I love the FB comments that always imply the park hasn't thought this through. What's more logical: 1) they did a careful assessment of the issue and explored any work-force and/or legal ramifications, or 2) decided on a whim to say 35 years olds can't live in the dorms?
Promoter of fog.
Again, it’s not a good spin by the park. And Jeff’s comment was extraordinarily narrow minded at best because you could make the same argument against all of the parks employee gatherings that occur throughout the season.
This change in policy goes against the efforts they’ve made the last few years to be this “all inclusive” employer. Regardless of personal opinion it’s just doesn’t come across the right way. You can have separate housing like what was mentioned above.
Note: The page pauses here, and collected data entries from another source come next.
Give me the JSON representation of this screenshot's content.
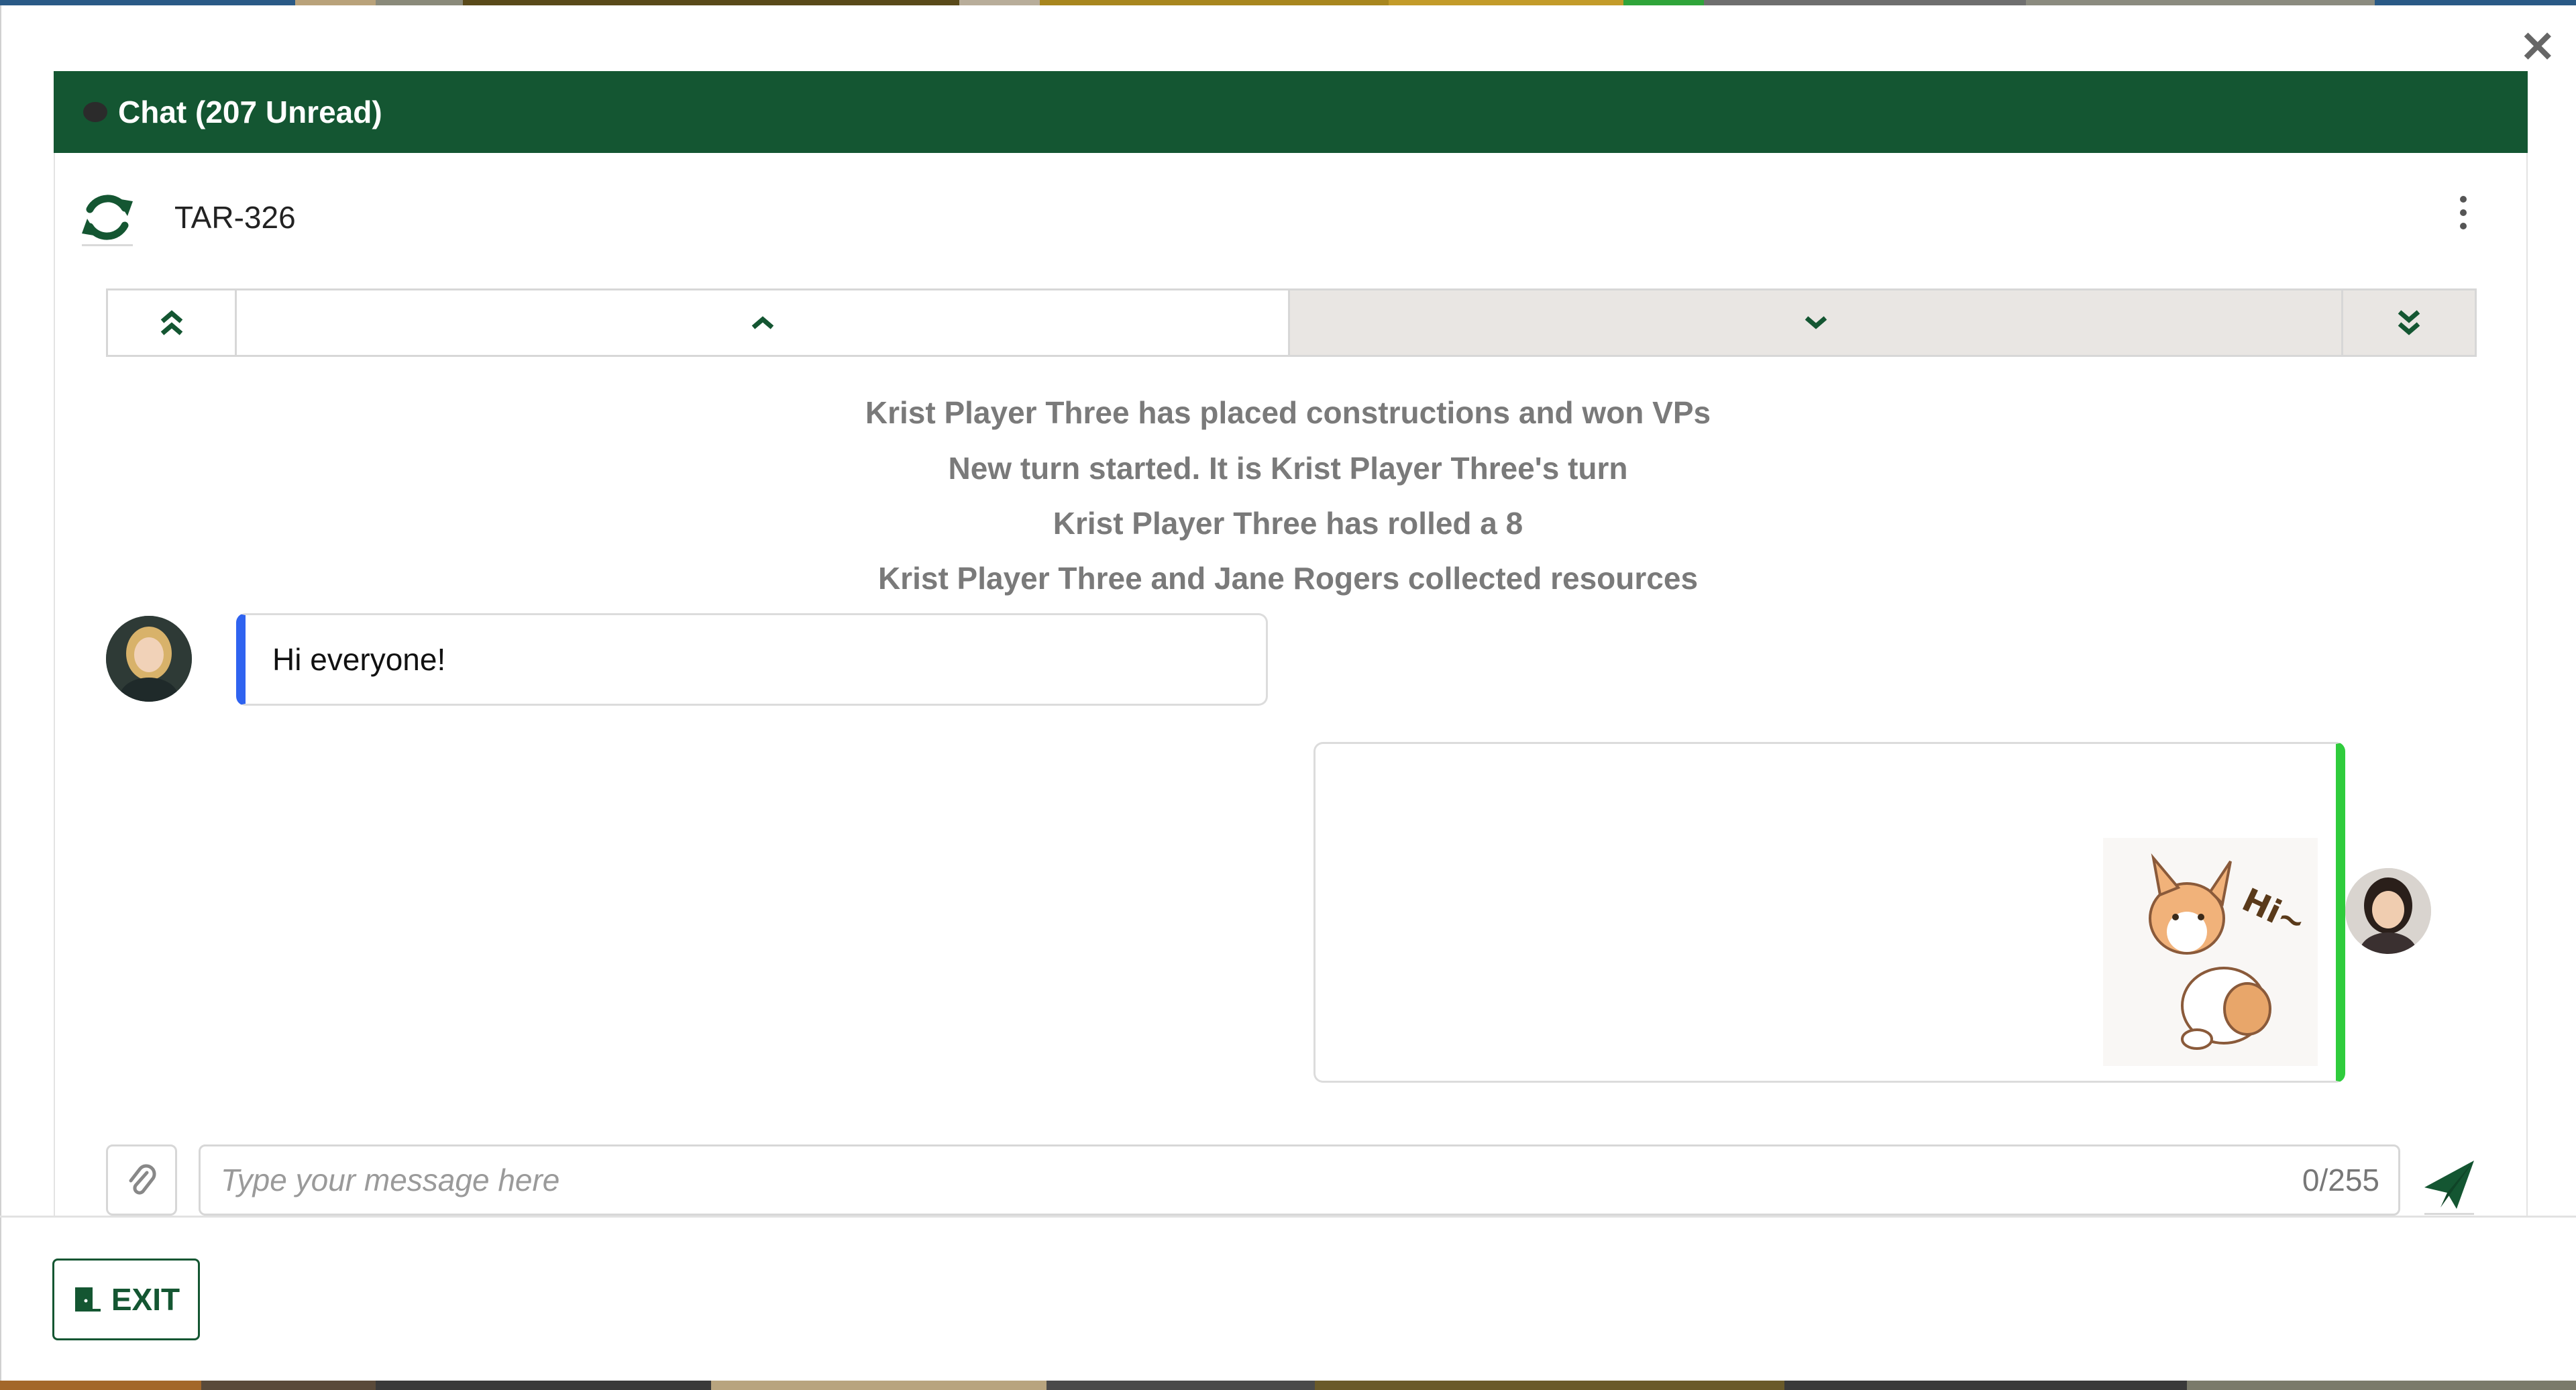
{
  "chat": {
    "header_title": "Chat (207 Unread)",
    "room_name": "TAR-326"
  },
  "messages": {
    "system": [
      "Krist Player Three has placed constructions and won VPs",
      "New turn started. It is Krist Player Three's turn",
      "Krist Player Three has rolled a 8",
      "Krist Player Three and Jane Rogers collected resources"
    ],
    "left_message": "Hi everyone!",
    "sticker_text": "Hi~"
  },
  "composer": {
    "placeholder": "Type your message here",
    "counter": "0/255"
  },
  "footer": {
    "exit_label": "EXIT"
  },
  "colors": {
    "header_bg": "#145632",
    "left_message_accent": "#2f63f0",
    "right_message_accent": "#2fcc3c",
    "brand_green": "#145632"
  },
  "icons": {
    "close": "close-icon",
    "chat_bubble": "chat-bubble-icon",
    "refresh": "refresh-icon",
    "more": "more-vertical-icon",
    "first": "double-chevron-up-icon",
    "prev": "chevron-up-icon",
    "next": "chevron-down-icon",
    "last": "double-chevron-down-icon",
    "attach": "paperclip-icon",
    "send": "send-icon",
    "exit": "door-exit-icon"
  }
}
And with the crappy pay rates the park has the housing has been a nice option since off property housing is much more expensive.
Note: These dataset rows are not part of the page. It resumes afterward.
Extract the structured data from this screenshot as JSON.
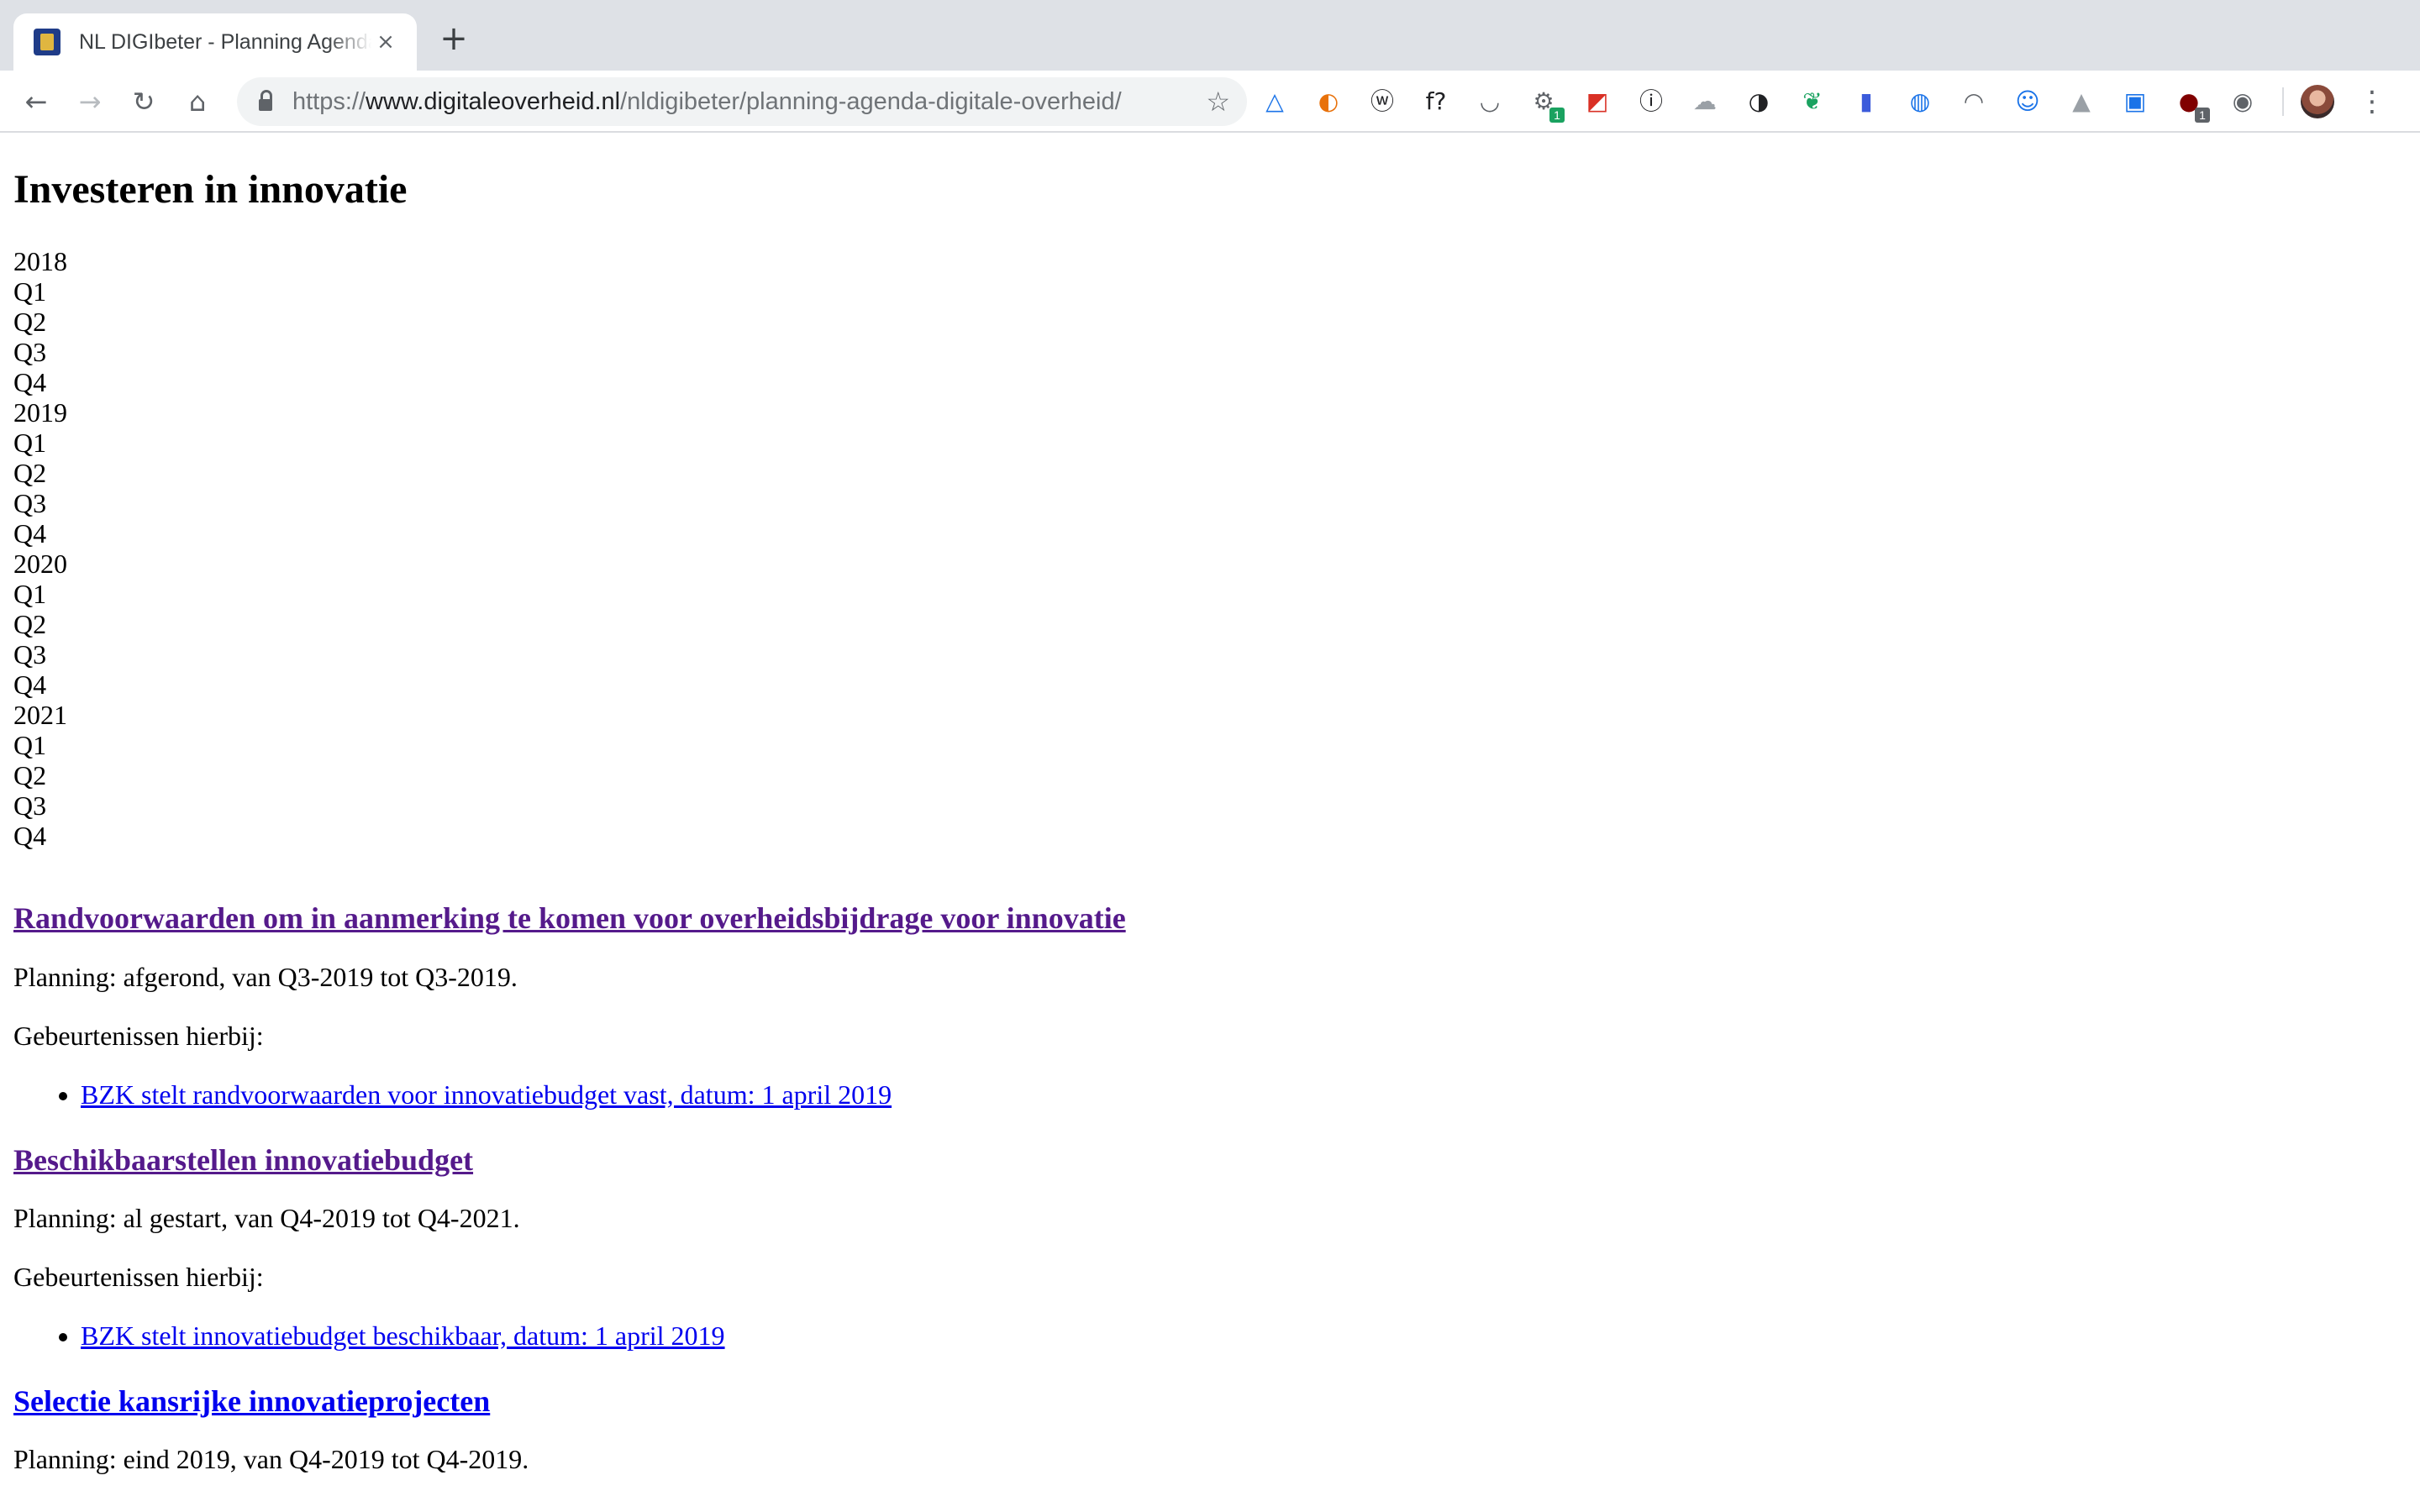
{
  "browser": {
    "tab": {
      "title": "NL DIGIbeter - Planning Agenda Digitale Overheid"
    },
    "address": {
      "scheme": "https://",
      "host": "www.digitaleoverheid.nl",
      "path": "/nldigibeter/planning-agenda-digitale-overheid/"
    },
    "icons": {
      "back": "←",
      "forward": "→",
      "reload": "↻",
      "home": "⌂",
      "star": "☆",
      "close": "×",
      "new_tab": "+",
      "menu": "⋮"
    },
    "extensions": [
      {
        "name": "triangle-extension-icon",
        "glyph": "△",
        "color": "#1a73e8"
      },
      {
        "name": "flame-extension-icon",
        "glyph": "◐",
        "color": "#e8710a"
      },
      {
        "name": "w-extension-icon",
        "glyph": "ⓦ",
        "color": "#202124"
      },
      {
        "name": "fquestion-extension-icon",
        "glyph": "f?",
        "color": "#202124"
      },
      {
        "name": "pocket-extension-icon",
        "glyph": "◡",
        "color": "#5f6368"
      },
      {
        "name": "gear-extension-icon",
        "glyph": "⚙",
        "color": "#5f6368",
        "badge": "1",
        "badge_color": "#1aa260"
      },
      {
        "name": "flag-extension-icon",
        "glyph": "◩",
        "color": "#d93025"
      },
      {
        "name": "info-extension-icon",
        "glyph": "ⓘ",
        "color": "#202124"
      },
      {
        "name": "cloud-extension-icon",
        "glyph": "☁",
        "color": "#9aa0a6"
      },
      {
        "name": "contrast-extension-icon",
        "glyph": "◑",
        "color": "#202124"
      },
      {
        "name": "evernote-extension-icon",
        "glyph": "❦",
        "color": "#1aa260"
      },
      {
        "name": "lighthouse-extension-icon",
        "glyph": "▮",
        "color": "#3b5bdb"
      },
      {
        "name": "compass-extension-icon",
        "glyph": "◍",
        "color": "#1a73e8"
      },
      {
        "name": "speedometer-extension-icon",
        "glyph": "◠",
        "color": "#5f6368"
      },
      {
        "name": "ghost-extension-icon",
        "glyph": "☺",
        "color": "#1a73e8"
      },
      {
        "name": "drive-extension-icon",
        "glyph": "▲",
        "color": "#9aa0a6"
      },
      {
        "name": "window-extension-icon",
        "glyph": "▣",
        "color": "#1a73e8"
      },
      {
        "name": "ublock-extension-icon",
        "glyph": "●",
        "color": "#800000",
        "badge": "1",
        "badge_color": "#5f6368"
      },
      {
        "name": "eye-extension-icon",
        "glyph": "◉",
        "color": "#5f6368"
      }
    ]
  },
  "page": {
    "title": "Investeren in innovatie",
    "timeline": [
      "2018",
      "Q1",
      "Q2",
      "Q3",
      "Q4",
      "2019",
      "Q1",
      "Q2",
      "Q3",
      "Q4",
      "2020",
      "Q1",
      "Q2",
      "Q3",
      "Q4",
      "2021",
      "Q1",
      "Q2",
      "Q3",
      "Q4"
    ],
    "sections": [
      {
        "heading": "Randvoorwaarden om in aanmerking te komen voor overheidsbijdrage voor innovatie",
        "planning": "Planning: afgerond, van Q3-2019 tot Q3-2019.",
        "events_label": "Gebeurtenissen hierbij:",
        "event": "BZK stelt randvoorwaarden voor innovatiebudget vast, datum: 1 april 2019"
      },
      {
        "heading": "Beschikbaarstellen innovatiebudget",
        "planning": "Planning: al gestart, van Q4-2019 tot Q4-2021.",
        "events_label": "Gebeurtenissen hierbij:",
        "event": "BZK stelt innovatiebudget beschikbaar, datum: 1 april 2019"
      },
      {
        "heading": "Selectie kansrijke innovatieprojecten",
        "planning": "Planning: eind 2019, van Q4-2019 tot Q4-2019."
      }
    ]
  }
}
And we are all smart enough to know that the park runs everything through legal. That’s common sense.
It is what it is but there were probably better ways of putting this message out.
Jeff said:
Am I the only one who thinks that a 30-something adult living with a bunch of college kids is a little creepy?
To be honest, no, you're not the only one. But in todays world, there are a lot of other groups of people besides older ones that many would find "creepy." And there are all sorts of fights happening everywhere and it seems like the growing consensus is that treating groups of people differently and excluding them from the same opportunities that others get is the wrong thing to do. People that do that are called racists, bigots, misogynists, etc. I have no doubt that some people that would be okay with this decision would be among the first to say it's wrong if they singled out other groups for exclusion. What one person finds creepy is what another person thinks is normal. If being inclusive is the right thing to do in other cases, it's a tough sell for someone to say it's not here.
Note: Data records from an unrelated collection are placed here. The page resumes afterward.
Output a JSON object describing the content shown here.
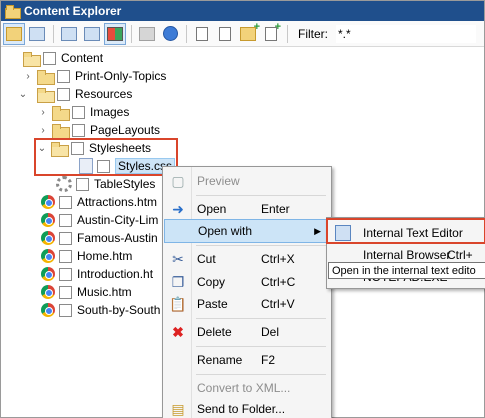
{
  "window": {
    "title": "Content Explorer"
  },
  "toolbar": {
    "filter_label": "Filter:",
    "filter_value": "*.*"
  },
  "tree": {
    "root": "Content",
    "items": [
      {
        "label": "Print-Only-Topics"
      },
      {
        "label": "Resources"
      },
      {
        "label": "Images"
      },
      {
        "label": "PageLayouts"
      },
      {
        "label": "Stylesheets"
      },
      {
        "label": "Styles.css"
      },
      {
        "label": "TableStyles"
      },
      {
        "label": "Attractions.htm"
      },
      {
        "label": "Austin-City-Lim"
      },
      {
        "label": "Famous-Austin"
      },
      {
        "label": "Home.htm"
      },
      {
        "label": "Introduction.ht"
      },
      {
        "label": "Music.htm"
      },
      {
        "label": "South-by-South"
      }
    ]
  },
  "context_menu": {
    "preview": "Preview",
    "open": "Open",
    "open_key": "Enter",
    "open_with": "Open with",
    "cut": "Cut",
    "cut_key": "Ctrl+X",
    "copy": "Copy",
    "copy_key": "Ctrl+C",
    "paste": "Paste",
    "paste_key": "Ctrl+V",
    "delete": "Delete",
    "delete_key": "Del",
    "rename": "Rename",
    "rename_key": "F2",
    "convert": "Convert to XML...",
    "send": "Send to Folder..."
  },
  "submenu": {
    "internal_text_editor": "Internal Text Editor",
    "internal_browser": "Internal Browser",
    "internal_browser_key": "Ctrl+",
    "notepad": "NOTEPAD.EXE"
  },
  "tooltip": {
    "text": "Open in the internal text edito"
  },
  "colors": {
    "title_bar": "#1f4f8c",
    "highlight_border": "#d9452b",
    "selection": "#cde4f7"
  }
}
I'm really just not even sure what problem they're trying to solve. If it's because they think older people are causing problems living with younger ones or it's creepy, why not have some separate rooms or floors designated for the "mature" crowd? Just recall at one point, the park said co-ed crews caused problems so they had segregated crews. Eventually, they lost that battle and were forced to change. If housing is short, why don't they build another dorm on some of that property they own along Cleveland Road to replace they've recently torn down? Every fall, the same staffing issues happen because college kids go back to school. This decision wouldn't seem to help in that regard. Cedar Point doesn't have a huge local population to draw from. That's never going to change so offering housing is how they've combatted it. If they can get enough college kids to fill the roles, awesome! If not, why eliminate part of your potential employee pool?